The Republicans in 2008 got punished for Bush's woeful performance from 2004-6 and that is justifiably going to define memories of his presidency for a long time to come. Sure it was Iraqis who were killing other Iraqis, but there's no excuse for the lack of preparedness, executive drift and failure to get to grips with Iraq. This was a war Bush went in with both eyes open and plenty of warning from the likes of Ryan Crocker. Truman at least could plausibly claim Korea was wholly unexpected.

Bush asking what the show-thrower's beef was seems really clueless. I doubt Mr Shoe-Thrower remembered Saddam's days fondly but he he did probably enjoy some measure of security, as opposed to the years of chaos Iraq just came out of.

Still, Bush's performance from 2006 onwards was a great improvement which is why Obama is likely to continue with the same policies.

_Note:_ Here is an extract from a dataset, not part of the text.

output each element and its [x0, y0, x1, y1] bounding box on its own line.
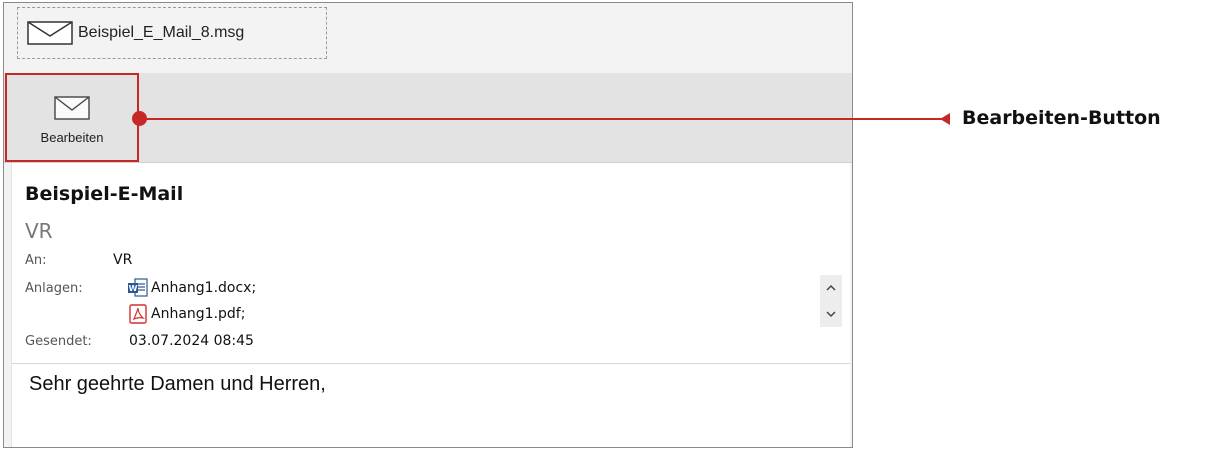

And every president is made to look better in retrospect by his successor. Opinions will slowly change when America remembers the virtues of having a tongue-tied, slightly ugly jock with ineradicable faith in his beliefs as opposed to a silk-tongued GQ cover star willing to throw anything under the bus if it threatens his quest for power.

Harry Eagar said...

Let's hope he's not questing for power in foreign affairs.

I'm not quite sure where this notion that Obama is somehow more acquisitive of power than (name earlier president here) came from. True, Bush and Coolidge lusted after the power to take a nap and let things look after themselves. That may not seem as bad, but look how things turned out.

I've no idea what Obama's policy regarding Islam may be, except he doesn't seem to understand the nature of the problem. Neither did Bush.

The notion that the problem is (or resides in) Iraq is wrongheaded.

I still say, if all we wanted was to bump off Saddam, the Kurds would have done it for us, and cheap.

Barry Meislin said...

If Bush told the truth about me---truths that I was in no way, shape or form willing to hear---and moreover, expressed them with such dismal, abysmal ineloquence, heck I'd hate him, too.

(Dumb cowboy. Don't even know I don't wanna hear the truth. And he can't even talk right! And he makes me feel bad for wanting to sort of support him in the first place. Damn him. At least I don't support Obama---and that's why I'm gonna be votin' for him.)